Sebelum tahun 1999, Asia menarik hampir separuh arus modal ke negara berkembang. Negara-negara Asia Tenggara mempertahankan nilai tukar tinggi demi menarik investor asing yang mencari tingkat pengembalian saham tinggi. 

Hasilnya, Asia Tenggara menerima arus uang yang besar dan mengalami lonjakan harga aset. Pada saat yang sama, Thailand, Malaysia, Indonesia, Singapura, dan Korea Selatan mengalami tingkat pertumbuhan tinggi, PDB 8–12%, pada akhir 1980-an dan awal 1993. Prestasi ini diakui oleh lembaga keuangan internasional seperti IMF dan Bank Dunia dan dijuluki sebagai "keajaiban ekonomi Asia".


Penyebab Krisis 1997

Gelembung kredit dan nilai tukar tetap
Penyebab krisis ini masih diperdebatkan. Ekonomi Thailand berkembang menjadi gelembung ekonomi yang digerakkan oleh "dana panas" (dana yang masuk ke sebuah pasar hanya untuk keuntungan jangka pendek dan spekulatif). 
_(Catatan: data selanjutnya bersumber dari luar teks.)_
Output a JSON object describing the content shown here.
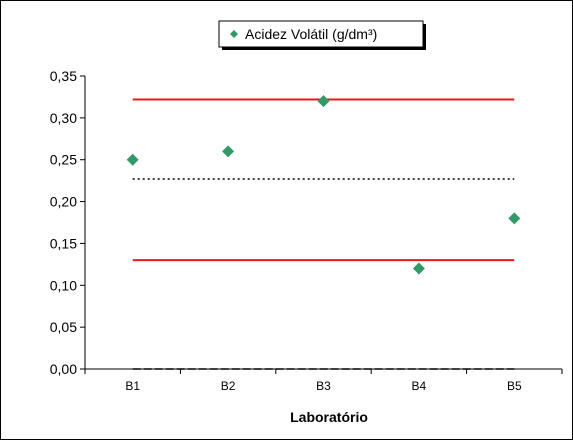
{
  "chart_data": {
    "type": "scatter",
    "categories": [
      "B1",
      "B2",
      "B3",
      "B4",
      "B5"
    ],
    "series": [
      {
        "name": "Acidez Volátil (g/dm³)",
        "values": [
          0.25,
          0.26,
          0.32,
          0.12,
          0.18
        ],
        "color": "#339966",
        "marker": "diamond"
      }
    ],
    "reference_lines": [
      {
        "value": 0.322,
        "style": "solid",
        "color": "#e31b1b"
      },
      {
        "value": 0.227,
        "style": "dotted",
        "color": "#000000"
      },
      {
        "value": 0.13,
        "style": "solid",
        "color": "#e31b1b"
      },
      {
        "value": 0.0,
        "style": "dashed",
        "color": "#000000"
      }
    ],
    "xlabel": "Laboratório",
    "ylabel": "",
    "ylim": [
      0,
      0.35
    ],
    "yticks": [
      "0,00",
      "0,05",
      "0,10",
      "0,15",
      "0,20",
      "0,25",
      "0,30",
      "0,35"
    ],
    "grid": false,
    "legend_position": "top-center"
  }
}
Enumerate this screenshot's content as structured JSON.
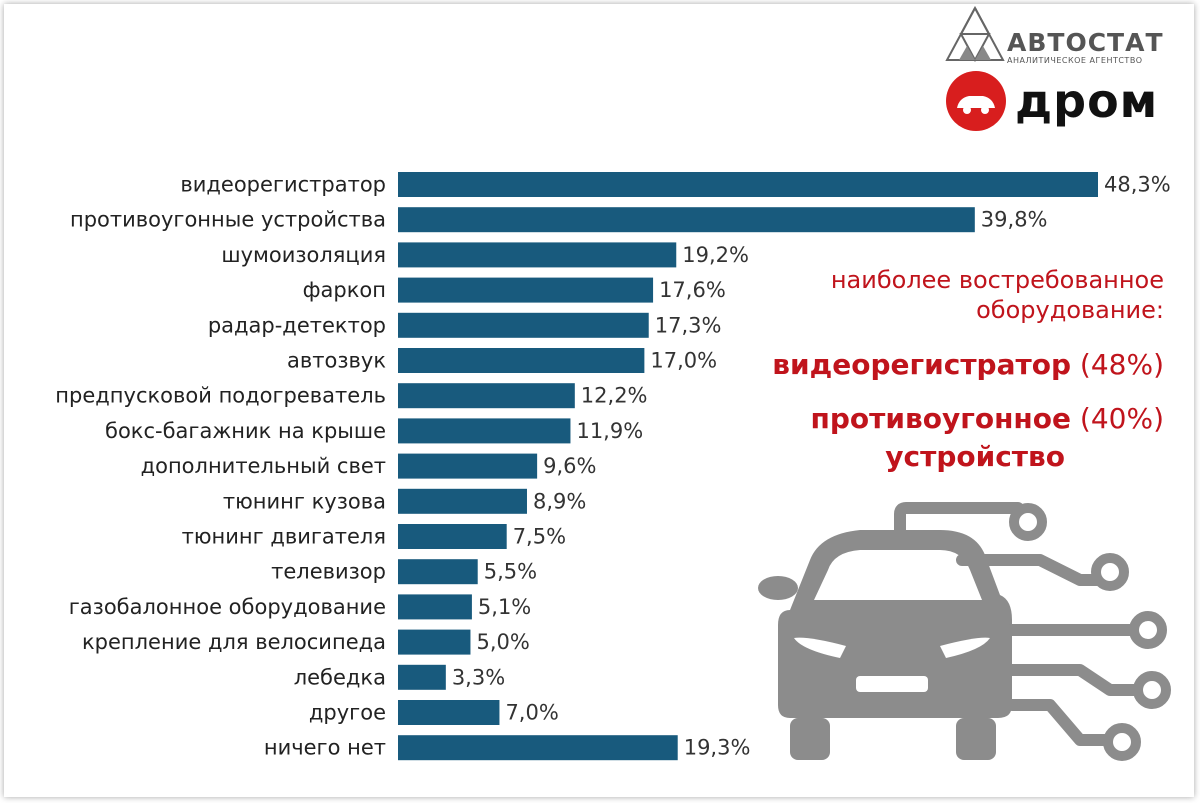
{
  "chart_data": {
    "type": "bar",
    "orientation": "horizontal",
    "categories": [
      "видеорегистратор",
      "противоугонные устройства",
      "шумоизоляция",
      "фаркоп",
      "радар-детектор",
      "автозвук",
      "предпусковой подогреватель",
      "бокс-багажник на крыше",
      "дополнительный свет",
      "тюнинг кузова",
      "тюнинг двигателя",
      "телевизор",
      "газобалонное оборудование",
      "крепление для велосипеда",
      "лебедка",
      "другое",
      "ничего нет"
    ],
    "values": [
      48.3,
      39.8,
      19.2,
      17.6,
      17.3,
      17.0,
      12.2,
      11.9,
      9.6,
      8.9,
      7.5,
      5.5,
      5.1,
      5.0,
      3.3,
      7.0,
      19.3
    ],
    "value_labels": [
      "48,3%",
      "39,8%",
      "19,2%",
      "17,6%",
      "17,3%",
      "17,0%",
      "12,2%",
      "11,9%",
      "9,6%",
      "8,9%",
      "7,5%",
      "5,5%",
      "5,1%",
      "5,0%",
      "3,3%",
      "7,0%",
      "19,3%"
    ],
    "xlim": [
      0,
      48.3
    ],
    "bar_color": "#185a7d",
    "grid": false,
    "legend": "none"
  },
  "annotation": {
    "line1": "наиболее востребованное",
    "line2": "оборудование:",
    "item1_name": "видеорегистратор",
    "item1_pct": "(48%)",
    "item2_name_a": "противоугонное",
    "item2_pct": "(40%)",
    "item2_name_b": "устройство",
    "color": "#c0141c"
  },
  "logos": {
    "avtostat_name": "АВТОСТАТ",
    "avtostat_sub": "АНАЛИТИЧЕСКОЕ АГЕНТСТВО",
    "drom_name": "дром",
    "drom_color": "#d81e1e"
  },
  "icons": {
    "illustration": "car-circuit-icon",
    "drom_logo": "drom-car-logo-icon",
    "avtostat_logo": "triangle-logo-icon"
  }
}
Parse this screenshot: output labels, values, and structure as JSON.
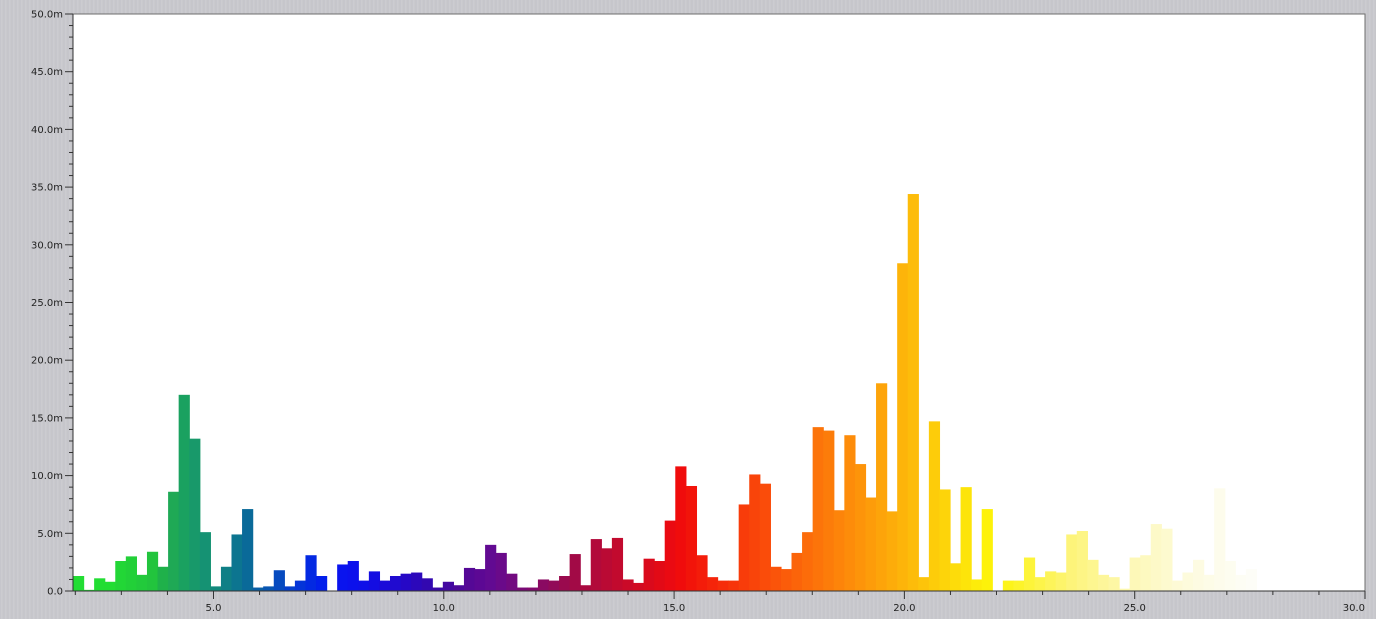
{
  "chart_data": {
    "type": "bar",
    "title": "",
    "xlabel": "",
    "ylabel": "",
    "xlim": [
      1.95,
      30.0
    ],
    "ylim": [
      0,
      50
    ],
    "grid": false,
    "bin_width": 0.2294,
    "x_ticks": [
      5.0,
      10.0,
      15.0,
      20.0,
      25.0,
      30.0
    ],
    "x_tick_labels": [
      "5.0",
      "10.0",
      "15.0",
      "20.0",
      "25.0",
      "30.0"
    ],
    "y_ticks": [
      0,
      5,
      10,
      15,
      20,
      25,
      30,
      35,
      40,
      45,
      50
    ],
    "y_tick_labels": [
      "0.0",
      "5.0m",
      "10.0m",
      "15.0m",
      "20.0m",
      "25.0m",
      "30.0m",
      "35.0m",
      "40.0m",
      "45.0m",
      "50.0m"
    ],
    "values": [
      1.3,
      0.1,
      1.1,
      0.8,
      2.6,
      3.0,
      1.4,
      3.4,
      2.1,
      8.6,
      17.0,
      13.2,
      5.1,
      0.4,
      2.1,
      4.9,
      7.1,
      0.3,
      0.4,
      1.8,
      0.4,
      0.9,
      3.1,
      1.3,
      0.0,
      2.3,
      2.6,
      0.9,
      1.7,
      0.9,
      1.3,
      1.5,
      1.6,
      1.1,
      0.3,
      0.8,
      0.5,
      2.0,
      1.9,
      4.0,
      3.3,
      1.5,
      0.3,
      0.3,
      1.0,
      0.9,
      1.3,
      3.2,
      0.5,
      4.5,
      3.7,
      4.6,
      1.0,
      0.7,
      2.8,
      2.6,
      6.1,
      10.8,
      9.1,
      3.1,
      1.2,
      0.9,
      0.9,
      7.5,
      10.1,
      9.3,
      2.1,
      1.9,
      3.3,
      5.1,
      14.2,
      13.9,
      7.0,
      13.5,
      11.0,
      8.1,
      18.0,
      6.9,
      28.4,
      34.4,
      1.2,
      14.7,
      8.8,
      2.4,
      9.0,
      1.0,
      7.1,
      0.0,
      0.9,
      0.9,
      2.9,
      1.2,
      1.7,
      1.6,
      4.9,
      5.2,
      2.7,
      1.4,
      1.2,
      0.2,
      2.9,
      3.1,
      5.8,
      5.4,
      0.9,
      1.6,
      2.7,
      1.4,
      8.9,
      2.6,
      1.4,
      1.9
    ],
    "colors": [
      "#22dd33",
      "#22dd33",
      "#22dd33",
      "#22dd33",
      "#22d636",
      "#22d038",
      "#22ca3b",
      "#22c43d",
      "#1fb14a",
      "#1fa955",
      "#1aa160",
      "#18996a",
      "#159273",
      "#13897c",
      "#0f7f86",
      "#0c7590",
      "#0a6a99",
      "#0a5fa5",
      "#0855b2",
      "#064abf",
      "#053fcc",
      "#0434d8",
      "#0329e2",
      "#021feb",
      "#0818f0",
      "#0a14ee",
      "#0c11ec",
      "#0f10e8",
      "#140de2",
      "#1a0ad9",
      "#200bd0",
      "#2608c6",
      "#2c08bb",
      "#3208b0",
      "#3a08a8",
      "#4308a1",
      "#4c089a",
      "#550896",
      "#5c0894",
      "#620a92",
      "#6a0a8a",
      "#720a80",
      "#7a0a76",
      "#820a6c",
      "#8a0a62",
      "#920a58",
      "#9a0a4e",
      "#a20a46",
      "#aa0a40",
      "#b20a3a",
      "#ba0a34",
      "#c20a2e",
      "#ca0a28",
      "#d20a22",
      "#da0a1c",
      "#e20a16",
      "#ea0a12",
      "#f00c0c",
      "#f2140a",
      "#f41c0a",
      "#f5240a",
      "#f62c0a",
      "#f7340a",
      "#f83c0a",
      "#f9440a",
      "#fa4c0a",
      "#fa540a",
      "#fb5c0a",
      "#fb640a",
      "#fc6c0a",
      "#fc740a",
      "#fc7c0a",
      "#fd840a",
      "#fd8c0a",
      "#fd940a",
      "#fd9c0a",
      "#fda40a",
      "#fdac0a",
      "#fdb40a",
      "#fdbc0a",
      "#fdc40a",
      "#fdcc0a",
      "#fdd40a",
      "#fddc0a",
      "#fde40a",
      "#fdec0a",
      "#fdf20a",
      "#fdf40a",
      "#fdf41a",
      "#fdf42a",
      "#fdf43a",
      "#fdf44a",
      "#fdf45a",
      "#fdf46a",
      "#fdf47a",
      "#fdf585",
      "#fdf690",
      "#fdf69a",
      "#fdf7a4",
      "#fdf8ae",
      "#fdf8b8",
      "#fdf9c0",
      "#fdf9c8",
      "#fdfacf",
      "#fdfad6",
      "#fdfbdc",
      "#fdfbe2",
      "#fdfce7",
      "#fdfcec",
      "#fdfdf0",
      "#fdfdf4",
      "#fdfdf7"
    ]
  }
}
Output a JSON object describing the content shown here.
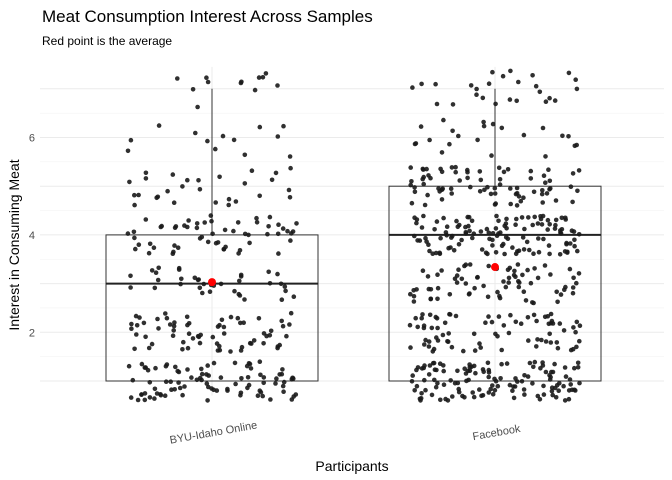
{
  "chart_data": {
    "type": "boxplot",
    "title": "Meat Consumption Interest Across Samples",
    "subtitle": "Red point is the average",
    "xlabel": "Participants",
    "ylabel": "Interest in Consuming Meat",
    "ylim": [
      0.7,
      7.45
    ],
    "yticks": [
      2,
      4,
      6
    ],
    "grid": true,
    "categories": [
      "BYU-Idaho Online",
      "Facebook"
    ],
    "boxes": [
      {
        "category": "BYU-Idaho Online",
        "min": 1,
        "q1": 1,
        "median": 3,
        "q3": 4,
        "max": 7,
        "mean": 3.03,
        "n": 300
      },
      {
        "category": "Facebook",
        "min": 1,
        "q1": 1,
        "median": 4,
        "q3": 5,
        "max": 7,
        "mean": 3.34,
        "n": 520
      }
    ],
    "point_color": "#1a1a1a",
    "mean_color": "#ff0000"
  }
}
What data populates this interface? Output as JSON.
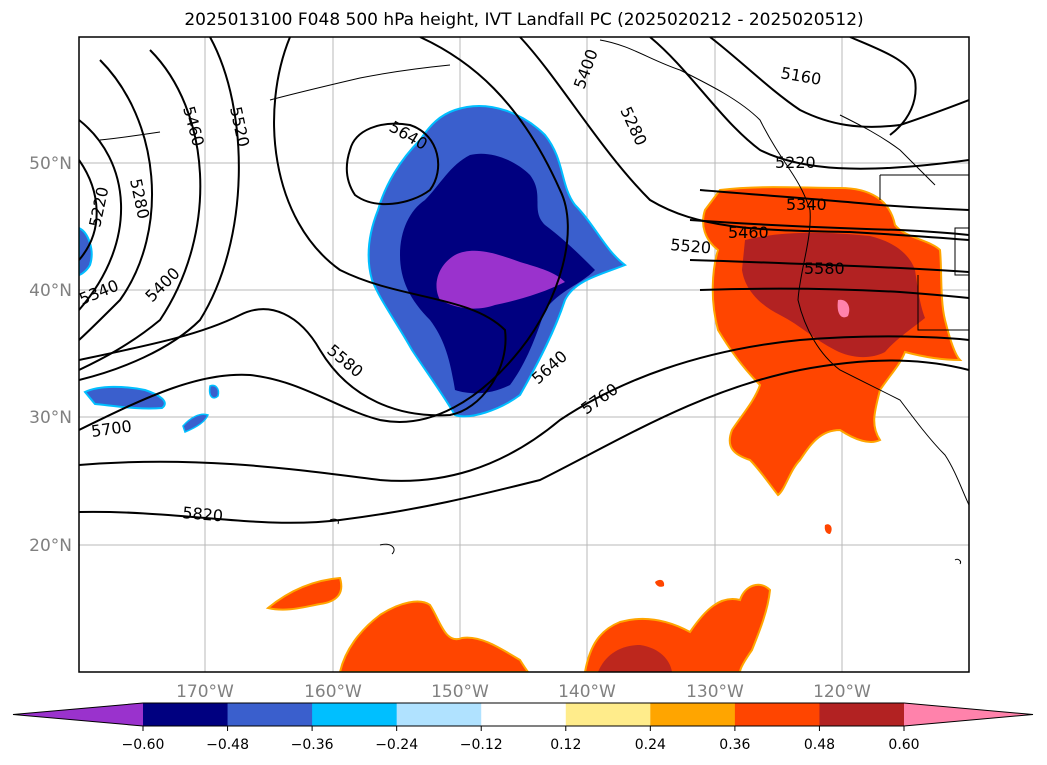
{
  "title": "2025013100 F048 500 hPa height, IVT Landfall PC (2025020212 - 2025020512)",
  "lat_labels": [
    "50°N",
    "40°N",
    "30°N",
    "20°N"
  ],
  "lon_labels": [
    "170°W",
    "160°W",
    "150°W",
    "140°W",
    "130°W",
    "120°W"
  ],
  "colorbar": {
    "ticks": [
      "−0.60",
      "−0.48",
      "−0.36",
      "−0.24",
      "−0.12",
      "0.12",
      "0.24",
      "0.36",
      "0.48",
      "0.60"
    ],
    "colors": [
      "#9a32cd",
      "#000080",
      "#3a5fcd",
      "#00bfff",
      "#b0e2ff",
      "#ffffff",
      "#ffec8b",
      "#ffa500",
      "#ff4500",
      "#b22222",
      "#ff82ab"
    ]
  },
  "contour_labels": [
    "5460",
    "5520",
    "5220",
    "5280",
    "5340",
    "5400",
    "5640",
    "5580",
    "5700",
    "5820",
    "5400",
    "5280",
    "5160",
    "5220",
    "5340",
    "5460",
    "5520",
    "5580",
    "5640",
    "5760"
  ]
}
Seiring membesarnya gelembung, semakin banyak pula dana yang diperlukan. Situasi serupa terjadi di Malaysia dan Indonesia melalui "kapitalisme kroni". Arus modal jangka pendek mahal dan dirancang untuk meraup untung cepat. Dana pembangunan tersalurkan secara tak terkendali ke orang-orang tertentu saja, bukan orang yang pantas atau layak, melainkan orang yang dekat dengan pusat kekuasaan.

Pada pertengahan 1990-an, Thailand, Indonesia, dan Korea Selatan memiliki defisit transaksi berjalan sektor swasta yang besar. Penerapan nilai tukar tetap meningkatkan pinjaman luar negeri dan memperbesar keterpaparan risiko valuta asing di sektor keuangan dan perusahaan.

Pada pertengahan 1990-an, serangkaian goncangan luar negeri mulai mengubah tatanan ekonomi. Devaluasi renminbi Cina dan yen Jepang setelah Perjanjian Plaza 1985, kenaikan suku bunga Amerika Serikat yang memperkuat nilai dolar A.S., dan penurunan harga semikonduktor menghambat pertumbuhan ekonomi.

Seiring pulihnya ekonomi Amerika Serikat dari resesi pada awal 1990-an, Federal Reserve Bank di bawah pimpinan Alan Greenspan mulai menaikkan suku bunga AS untuk menurunkan inflasi.

Keputusan ini menjadikan Amerika Serikat negara yang lebih menarik bagi investor dibandingkan Asia Tenggara. Asia Tenggara menerima arus dana panas berkat suku bunga jangka pendek yang tinggi dan tingginya nilai dolar Amerika Serikat. Bagi negara-negara Asia Tenggara yang mata uangnya dijangkarkan ke dolar AS, nilai dolar AS yang lebih tinggi membuat harga barang ekspornya lebih mahal dan kurang bersaing di pasar global. Pada saat yang bersamaan, pertumbuhan ekspor Asia Tenggara melambat drastis pada musim semi 1996 sehingga memperburuk posisi neraca berjalannya.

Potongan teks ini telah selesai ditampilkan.